The reason that I have gone to great lengths in this note to critique Mr. Feuerstein's comments is that they were made with no discernible effort at fairness and balance. I think that authors who are advising investors have an obligation to present both the negatives and positives of an investment case. It offends my sense of fairness when an article like his only presents negative statements in the worst possible light and without any apparent basis. I felt obligated to give investors a balanced perspective on the issues that Mr. Feuerstein raised.

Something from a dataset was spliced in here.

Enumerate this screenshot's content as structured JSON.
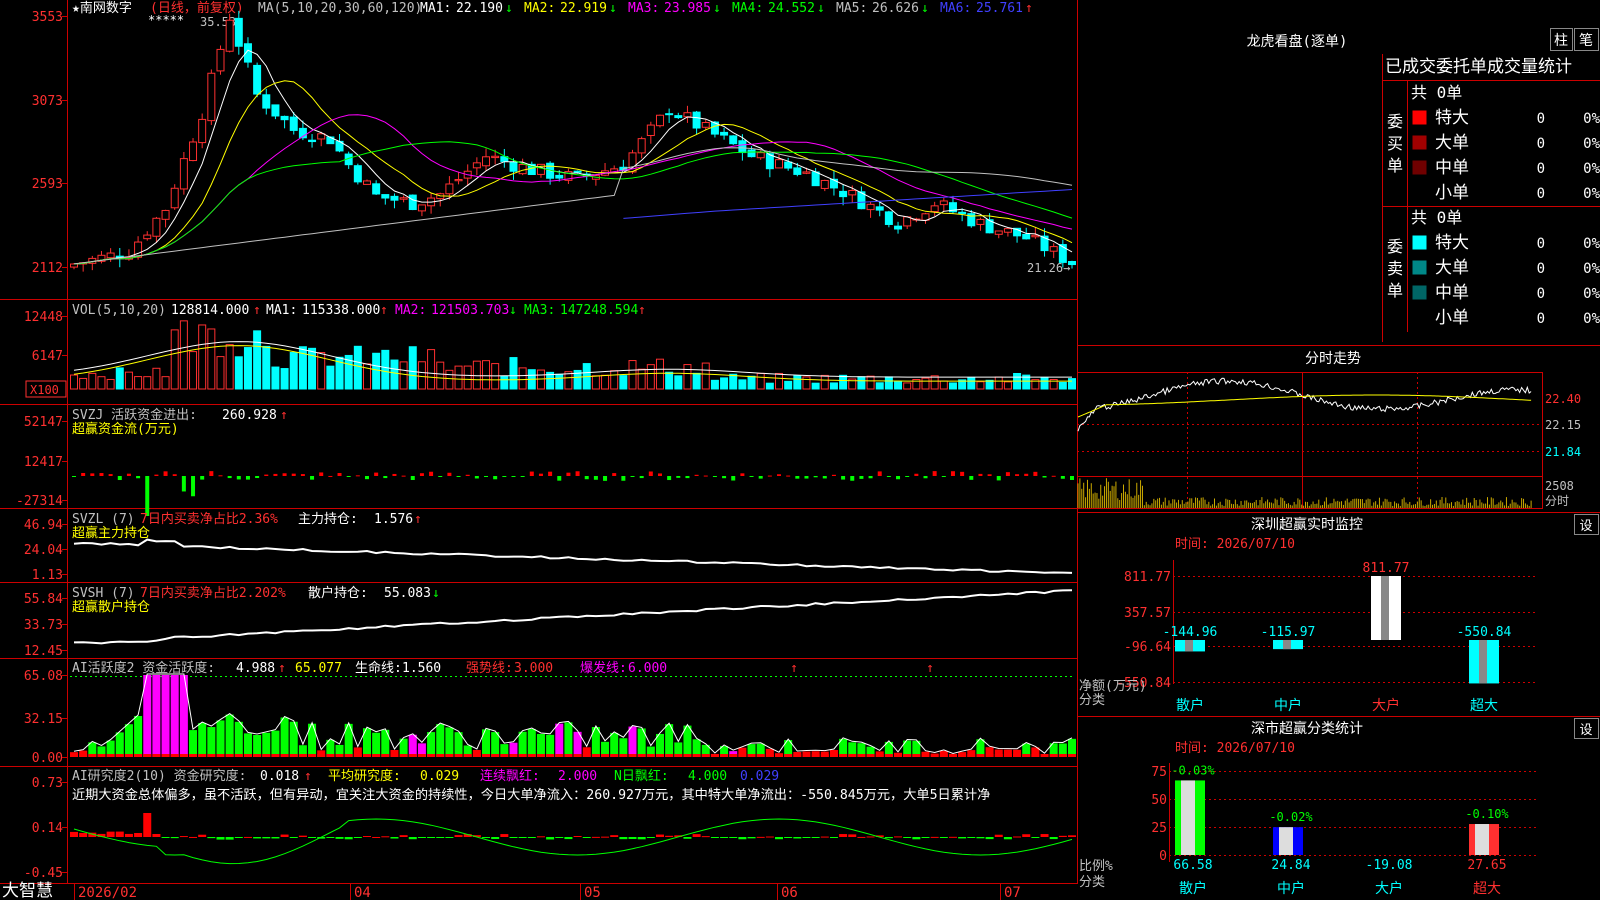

I am not trying to convince investors that the phase III trial of DCVax-L will be successful. My argument is that there is reasonable chance for success and investors seem to be just beginning to realize this. If the trial fails, the disappointment is likely to cause the stock to fall precipitously. There is a chance that investors could lose most of their investment. I am willing to accept this risk because I perceive the upside in the chance of success to be so great that the risk of losing all of my money is acceptable in the risk/ reward evaluation.

If in the case of extreme success in which phase I results are replicated in the phase III trial, based on comparisons with comparable company situations, I could see a market capitalization of as much $1 billion or more. In the event that the results are much less robust but still positive, the market capitalization might still reach $500 million. The current market capitalization is about $90 million. The upside for the stock price in these two scenarios could be on the order of $15 to $35. This must be weighed against the risk of losing $3.50 (all of your current investment) if the trials are so disappointing that clinical development of DCVax-L is discontinued and all pipeline projects are discontinued. This is obviously the extreme worst case.